The high school’s administrators say the policy is race neutral, despite the fact it gives greater consideration to applicants who are economically disadvantaged or still learning English.
Previously, Thomas Jefferson High School students came predominantly from affluent areas of Northern Virginia. U.S. News and World Report ranked the school as the best public high school in the United States in 2022.
After the school adopted the new policy, the percentage of Black students in the freshman class rose from 1% to 7% and Hispanic students increased from 3% to 11%.
The number of Asian Americans decreased from 73% to 54%.
A group called Coalition for TJ sued, saying the policy was intended to “racially balance the freshman class by excluding Asian Americans.” The coalition said the policy violated the equal protection clause of the 14th Amendment to the Constitution.
Their legal complaint urged the Supreme Court to strike down the policy because other high schools were adopting similar guidelines.
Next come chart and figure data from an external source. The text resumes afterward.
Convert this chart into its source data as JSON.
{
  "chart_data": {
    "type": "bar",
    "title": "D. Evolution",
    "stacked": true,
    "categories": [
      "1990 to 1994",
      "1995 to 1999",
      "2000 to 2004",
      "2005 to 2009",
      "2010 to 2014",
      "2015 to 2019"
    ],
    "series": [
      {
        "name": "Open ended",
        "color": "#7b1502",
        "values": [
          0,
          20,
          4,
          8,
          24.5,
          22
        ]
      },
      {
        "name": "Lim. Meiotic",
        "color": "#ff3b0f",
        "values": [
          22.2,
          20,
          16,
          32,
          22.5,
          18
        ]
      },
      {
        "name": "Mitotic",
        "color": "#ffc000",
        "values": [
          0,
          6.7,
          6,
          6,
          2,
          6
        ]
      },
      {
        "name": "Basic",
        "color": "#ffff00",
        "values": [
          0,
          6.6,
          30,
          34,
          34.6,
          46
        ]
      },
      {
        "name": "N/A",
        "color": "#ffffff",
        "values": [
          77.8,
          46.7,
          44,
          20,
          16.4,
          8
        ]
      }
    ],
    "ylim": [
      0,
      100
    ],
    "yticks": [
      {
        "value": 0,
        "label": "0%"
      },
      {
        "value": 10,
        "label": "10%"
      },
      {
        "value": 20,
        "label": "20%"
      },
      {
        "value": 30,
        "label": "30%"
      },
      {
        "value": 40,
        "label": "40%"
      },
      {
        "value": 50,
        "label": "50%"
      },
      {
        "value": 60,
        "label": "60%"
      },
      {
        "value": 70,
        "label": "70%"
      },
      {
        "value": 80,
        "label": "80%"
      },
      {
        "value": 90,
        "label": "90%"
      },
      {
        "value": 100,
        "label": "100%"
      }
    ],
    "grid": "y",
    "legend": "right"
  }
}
They claim to have race-neutral admissions but really are trying to “accomplish a racial objective,” Coalition for TJ said.
The school board’s lawyers argued the new policy “removes both socioeconomic and geographic barriers” to enrollment in a top school. They said the criteria were “race blind.”
A U.S. District Court judge initially handed a victory to the Coalition for TJ by ruling in 2022 that the school board was unlawfully engaging in “racial balancing.”
The District Court’s decision was overturned by the Fourth Circuit Court of Appeals. The next appeal took the case to the Supreme Court for the ruling Tuesday.
One of the issues was the Supreme Court’s decision last June that eliminated affirmative action and consideration of race in college admissions. The case was Students for Fair Admissions v. President & Fellows of Harvard.
Chief Justice John Roberts wrote for the majority in saying, “Many universities have for too long wrongly concluded that the touchstone of an individual’s identity is not challenges bested, skills built or lessons learned, but the color of their skin. This nation’s constitutional history does not tolerate that choice.”
In a dissent from the court’s order Tuesday, Justices Samuel Alito and Clarence Thomas said the 7-2 majority departed from its own ruling.
The dissent written by Alito said the court is sending a signal that “intentional racial discrimination is constitutional so long as it is not too severe. This reasoning is indefensible, and it cries out for correction.”
In a similar decision this month, the Supreme Court denied a request to prohibit the U.S. Military Academy at West Point from considering race and ethnicity in its admissions.
The case decided Tuesday is Coalition for T.J. v. Fairfax County School Board.